J'ai vu passer ce livre sur mon fil Instagram et je ne sais pas pourquoi mais je l'ai tout de suite acheté, sans me poser de questions, sans qu'il ne passe par la case wishlist, et j'ai bien fait, ce roman est une pépite, un de ces livres qu'on ne lâche pas, une histoire dans laquelle on se sent bien instantanément, malgré la gravité des évènements qui s'y déroulent.

Nous sommes en 1917, L'héroïne se prénomme Alphonsine, je l'aime tout de suite, elle est vive, a du caractère et malgré son jeune âge, elle sait déjà qu'elle ne restera pas dans la ferme Bretonne à s'occuper de la terre et des bêtes, ni à travailler dans les conserveries de poisson de la région. Son avenir elle le voit à Paris, dans un emploi de domestique.

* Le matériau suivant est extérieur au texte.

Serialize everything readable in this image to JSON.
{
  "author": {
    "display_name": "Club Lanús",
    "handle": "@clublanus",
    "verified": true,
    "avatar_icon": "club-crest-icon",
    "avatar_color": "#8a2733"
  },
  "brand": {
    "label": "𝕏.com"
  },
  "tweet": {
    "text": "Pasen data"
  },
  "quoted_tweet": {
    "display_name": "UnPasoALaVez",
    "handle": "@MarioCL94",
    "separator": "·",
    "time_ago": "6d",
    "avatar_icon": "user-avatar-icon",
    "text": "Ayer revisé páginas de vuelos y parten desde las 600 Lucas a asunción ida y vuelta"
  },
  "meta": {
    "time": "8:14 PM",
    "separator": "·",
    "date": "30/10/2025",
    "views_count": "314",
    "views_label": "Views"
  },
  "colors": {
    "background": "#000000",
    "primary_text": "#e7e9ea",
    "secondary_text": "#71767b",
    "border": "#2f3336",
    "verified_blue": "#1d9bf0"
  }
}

Quand le curé de la paroisse -qui s'occupe régulièrement de trouver des jeunes filles pour travailler au sein de familles aisées Parisiennes- lui annonce, en novembre 1924, qu'il a une famille et un emploi pour elle, Alphonsine n'hésite pas un seul instant, à 17 ans passés, elle prend le train pour la capitale.

En parallèle, on fait la connaissance de Johannes, fils unique, il est Berlinois et grandit dans une famille Bourgeoise de la capitale Allemande. La défaite de l'Allemagne lors de la première guerre mondiale a laissé des traces et un esprit revanchard chez certains Allemands, le père de Johannes s'est engagé dans le parti d'extrême droite dirigé par un certain Hitler et n'hésite pas à faire participer son fils qui décide de s'engager dans les jeunesses Hitlériennes. le jeune homme est un maniaque, toujours dans le contrôle et voue un culte démesuré à Hitler. Il n'a aucune empathie, il est égoïste, égocentrique, je crois que je le déteste dès les premières descriptions de sa personnalité. Sa mère finit par quitter le foyer, écoeurée par l'attitude du père et du fils.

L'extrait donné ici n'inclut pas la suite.